As a central defender with Wolverhampton Wanderers, Craddock's job is to disrupt and destroy creativity. He could be said to be a member of the clattering classes. Yet in his free time he goes "to the opposite extreme", serenely indulging a passion for painting that has led to his selling several pictures and being commissioned for others.

Tomorrow's FA Cup meeting between Wolves and Manchester United will bring the dichotomy into sharp relief. The 30-year-old Craddock has committed Wayne Rooney and Ruud van Nistelrooy to canvas. At Molineux, he will be striving to reduce them to the status of still life.

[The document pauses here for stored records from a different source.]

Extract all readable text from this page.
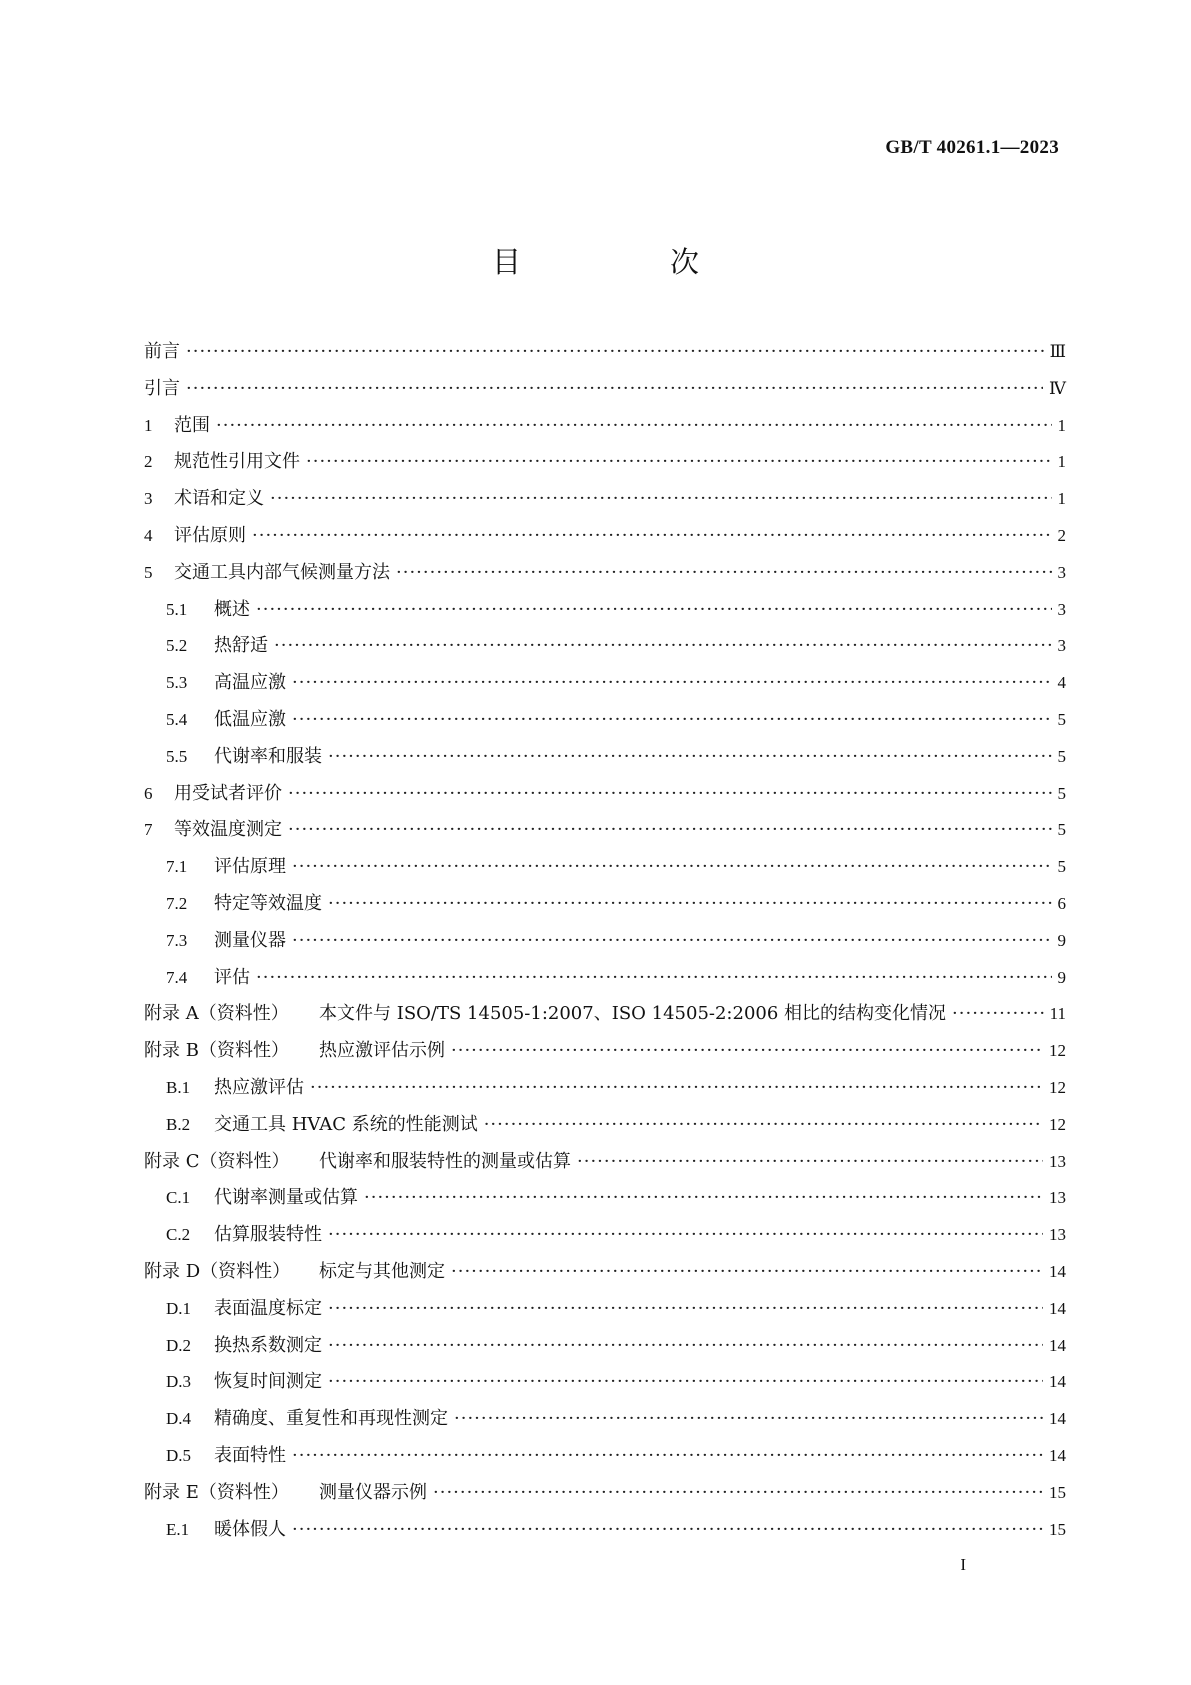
GB/T 40261.1—2023
目　次
前言 ·····	Ⅲ
引言 ·····	Ⅳ
1	范围 ·····	1
2	规范性引用文件 ·····	1
3	术语和定义 ·····	1
4	评估原则 ·····	2
5	交通工具内部气候测量方法 ·····	3
5.1	概述 ·····	3
5.2	热舒适 ·····	3
5.3	高温应激 ·····	4
5.4	低温应激 ·····	5
5.5	代谢率和服装 ·····	5
6	用受试者评价 ·····	5
7	等效温度测定 ·····	5
7.1	评估原理 ·····	5
7.2	特定等效温度 ·····	6
7.3	测量仪器 ·····	9
7.4	评估 ·····	9
附录 A（资料性）	本文件与 ISO/TS 14505-1:2007、ISO 14505-2:2006 相比的结构变化情况 ·····	11
附录 B（资料性）	热应激评估示例 ·····	12
B.1	热应激评估 ·····	12
B.2	交通工具 HVAC 系统的性能测试 ·····	12
附录 C（资料性）	代谢率和服装特性的测量或估算 ·····	13
C.1	代谢率测量或估算 ·····	13
C.2	估算服装特性 ·····	13
附录 D（资料性）	标定与其他测定 ·····	14
D.1	表面温度标定 ·····	14
D.2	换热系数测定 ·····	14
D.3	恢复时间测定 ·····	14
D.4	精确度、重复性和再现性测定 ·····	14
D.5	表面特性 ·····	14
附录 E（资料性）	测量仪器示例 ·····	15
E.1	暖体假人 ·····	15
I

The pictures of the United strikers sold quickly, the president of an Asian football club in the Midlands "buying Rooney" and auctioning it at a profit to raise funds. When it became clear to Craddock's colleagues that what he modestly terms a "hobby" was something more serious, Paul Ince, the former Old Trafford linchpin who is now the Championship club's self-styled "Guv'nor", gave him the nickname "Picasso".

Craddock's interest in art started long before his gold and black period began after a £1.75m switch from Sunderland two and a half years ago. "It's something that has always been there, within me," Craddock says. "My great-grandfather used to decorate his letters home from the First World War with ornate drawings, so maybe I inherited something from him. I stayed on at school and got art A-Level. It was just something I enjoyed doing, though it wasn't high on my list of potential careers. I was sports-orientated and I saw myself possibly being a PE teacher."

On breaking into the full-time game with Cambridge United, the most he did was sketches. His wages were modest and that was "the cheapest way to keep going - anyone can pick up a pencil and piece of paper".

It was after a £300,000 transfer to Sunderland in 1997 that the Midlander moved into a different league artistically. "I branched out into oils because I could afford to," he recalls. "But it wasn't just a financial thing. There is stress and pressure involved in football. It can be a very tough, tense game. I found that painting provided a great release for me."

During his time on Wearside, his wife, Shelley, gave birth to a son, Jake. At the age of only four months, he died of cot-death syndrome. "That was a devastating time in our lives. As time went on, and I began playing again, I immersed myself in painting. That was fantastic for me, albeit a little selfish. It certainly helped me through that time."

The couple now have a robust toddler, Joseph, who, his mother quips, is modelling his hair on Hendrix. "We'll never forget Jake. We remember the good times," says Craddock. "But Joseph makes sure we don't have much time to dwell on the grief that we felt."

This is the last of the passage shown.